Plus, some will decrease, and most will increase. None will do both and cancel.
Attainable utility is always 0 when the agent is deactivated, so this difference turns into the raw attainable utility when in the box. Although this too could theoretically be quite small, it seems fair to assume that even a box-attainable utility of .1 would induce a relatively-huge penalty.
But suppose this isn’t true, and it really is tiny, and so it keeps constructing a plan to prevent itself from being put in the box (that is, the first step of its incorrigible plan doesn’t let it avoid shutdown on its own, as we just discussed). Suppose the second step of its plan succeeds. Then now the difference is between the high Q(out-of-box) and Q(shutdown)=0. We already assumed the Q value was extremely low, but now it’s high again, so we know the penalty is gigantic.
If the plan works in one step, then there’s still a huge penalty, because the difference is now between Q(out of box) and Q(in box). The fact that a maximizer would want to preserve power implies the other penalty set utilities would as well. This seemingly overwhelms whatever impetus it has to get out of the box in the first place.
This one is indeed trickier.

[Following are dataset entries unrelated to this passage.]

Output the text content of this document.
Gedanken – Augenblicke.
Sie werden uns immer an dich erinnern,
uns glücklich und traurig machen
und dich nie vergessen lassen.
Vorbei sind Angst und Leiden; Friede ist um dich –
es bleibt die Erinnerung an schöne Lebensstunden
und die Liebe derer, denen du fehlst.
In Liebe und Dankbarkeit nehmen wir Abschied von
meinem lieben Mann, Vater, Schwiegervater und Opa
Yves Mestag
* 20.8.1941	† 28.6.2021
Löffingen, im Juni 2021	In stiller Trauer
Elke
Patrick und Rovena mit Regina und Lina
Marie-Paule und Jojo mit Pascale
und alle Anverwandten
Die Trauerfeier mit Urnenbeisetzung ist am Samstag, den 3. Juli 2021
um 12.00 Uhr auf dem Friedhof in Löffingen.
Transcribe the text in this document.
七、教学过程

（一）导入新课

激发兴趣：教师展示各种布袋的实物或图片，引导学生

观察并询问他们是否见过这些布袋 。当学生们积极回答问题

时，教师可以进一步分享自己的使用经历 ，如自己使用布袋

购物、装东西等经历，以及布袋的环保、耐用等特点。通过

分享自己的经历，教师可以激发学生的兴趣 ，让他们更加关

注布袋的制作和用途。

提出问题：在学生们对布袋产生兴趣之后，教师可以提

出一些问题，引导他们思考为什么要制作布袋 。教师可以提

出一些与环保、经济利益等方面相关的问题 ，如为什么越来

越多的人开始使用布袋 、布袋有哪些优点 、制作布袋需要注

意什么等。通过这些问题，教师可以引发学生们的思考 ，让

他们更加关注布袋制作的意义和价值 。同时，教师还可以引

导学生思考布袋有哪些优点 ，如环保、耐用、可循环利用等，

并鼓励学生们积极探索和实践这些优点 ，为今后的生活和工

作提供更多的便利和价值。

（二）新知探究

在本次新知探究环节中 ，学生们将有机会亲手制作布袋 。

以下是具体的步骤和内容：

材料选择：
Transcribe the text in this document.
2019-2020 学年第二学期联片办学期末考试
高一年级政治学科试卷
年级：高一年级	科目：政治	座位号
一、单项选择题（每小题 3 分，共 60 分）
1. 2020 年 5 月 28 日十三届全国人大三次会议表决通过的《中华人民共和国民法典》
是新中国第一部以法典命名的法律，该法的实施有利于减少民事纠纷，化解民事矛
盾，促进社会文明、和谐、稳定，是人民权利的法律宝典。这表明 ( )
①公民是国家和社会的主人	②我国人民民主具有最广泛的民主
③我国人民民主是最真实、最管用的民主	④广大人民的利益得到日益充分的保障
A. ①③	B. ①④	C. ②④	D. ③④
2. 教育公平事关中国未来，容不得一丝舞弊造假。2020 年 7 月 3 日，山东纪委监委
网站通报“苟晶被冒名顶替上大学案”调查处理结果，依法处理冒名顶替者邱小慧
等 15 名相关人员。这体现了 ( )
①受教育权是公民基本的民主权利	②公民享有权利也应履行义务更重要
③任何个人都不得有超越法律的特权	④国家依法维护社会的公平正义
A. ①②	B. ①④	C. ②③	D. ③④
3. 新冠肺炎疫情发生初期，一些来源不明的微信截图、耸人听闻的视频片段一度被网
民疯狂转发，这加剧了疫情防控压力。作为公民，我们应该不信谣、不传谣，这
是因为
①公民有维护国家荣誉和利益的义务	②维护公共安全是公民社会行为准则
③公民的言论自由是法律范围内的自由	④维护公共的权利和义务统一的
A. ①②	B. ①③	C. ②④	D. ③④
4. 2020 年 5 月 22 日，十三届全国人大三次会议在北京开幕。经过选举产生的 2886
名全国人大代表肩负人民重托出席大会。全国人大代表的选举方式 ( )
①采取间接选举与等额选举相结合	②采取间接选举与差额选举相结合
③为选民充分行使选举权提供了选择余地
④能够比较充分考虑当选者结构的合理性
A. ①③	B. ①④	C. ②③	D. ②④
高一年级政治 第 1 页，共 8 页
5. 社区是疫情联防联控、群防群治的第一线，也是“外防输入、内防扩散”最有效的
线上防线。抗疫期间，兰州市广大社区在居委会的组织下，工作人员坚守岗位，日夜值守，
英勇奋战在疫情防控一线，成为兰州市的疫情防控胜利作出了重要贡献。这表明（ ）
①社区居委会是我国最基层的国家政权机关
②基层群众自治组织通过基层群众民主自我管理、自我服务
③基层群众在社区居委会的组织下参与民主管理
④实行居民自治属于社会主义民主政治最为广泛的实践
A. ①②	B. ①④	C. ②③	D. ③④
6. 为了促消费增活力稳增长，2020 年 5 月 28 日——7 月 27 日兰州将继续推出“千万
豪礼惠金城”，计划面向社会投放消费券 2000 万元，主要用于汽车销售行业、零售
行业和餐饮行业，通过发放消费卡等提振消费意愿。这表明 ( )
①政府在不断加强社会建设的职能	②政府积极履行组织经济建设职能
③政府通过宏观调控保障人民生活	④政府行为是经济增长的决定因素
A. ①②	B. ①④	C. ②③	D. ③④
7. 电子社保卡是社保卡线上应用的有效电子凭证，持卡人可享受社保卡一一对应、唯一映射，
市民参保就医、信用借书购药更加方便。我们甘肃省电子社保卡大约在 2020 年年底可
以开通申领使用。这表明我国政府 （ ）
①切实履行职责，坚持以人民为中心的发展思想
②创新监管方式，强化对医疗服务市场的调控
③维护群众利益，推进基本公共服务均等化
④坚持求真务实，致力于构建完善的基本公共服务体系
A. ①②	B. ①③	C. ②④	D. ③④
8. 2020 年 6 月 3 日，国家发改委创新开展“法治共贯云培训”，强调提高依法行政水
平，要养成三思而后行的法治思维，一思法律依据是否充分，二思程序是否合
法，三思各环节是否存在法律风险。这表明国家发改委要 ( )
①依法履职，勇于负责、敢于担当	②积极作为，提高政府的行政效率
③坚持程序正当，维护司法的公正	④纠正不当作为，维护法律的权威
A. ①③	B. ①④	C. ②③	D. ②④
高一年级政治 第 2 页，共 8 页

First note that ImpactUnit=0 if it’s facing certain shutdown in 100 steps, so in that case it does nothing. Second, seizing control still greatly helps in the immediate penalty set calculations, and those “alien agents” would have no compunctions about undoing the auto-shutdown. I therefore expect the immediate penalty to be quite large.
However, perhaps we could somehow make it so that’s not the case—who are we to declare a setup safe against a very intelligent “adversary”? This kind of adversarial action space (“do bad thing and also make it so effects are somehow gone”) is exactly why we have intent verification, which seemingly screens this off due to the self-shutdown.
I think the confusing part is “Impact is change to our ability to achieve goals.”
This makes me think that “allowing itself to be put into a box” is high impact since that’s a drastic change to it’s ability to achieve its goals. This also applies to instrumental convergence, “seizing control”, since that’s also a drastic change to it’s attainable utility. This understanding would imply a high penalty for instrumental convergence AND shut-off (We want the first one, but not the second)
“Impact is with respect to the status quo, to if it does nothing” fixes that; however, changing your succinct definition of impact to “Impact is change to our ability to achieve goals relative to doing nothing” would make it less fluent (and less comprehensible!)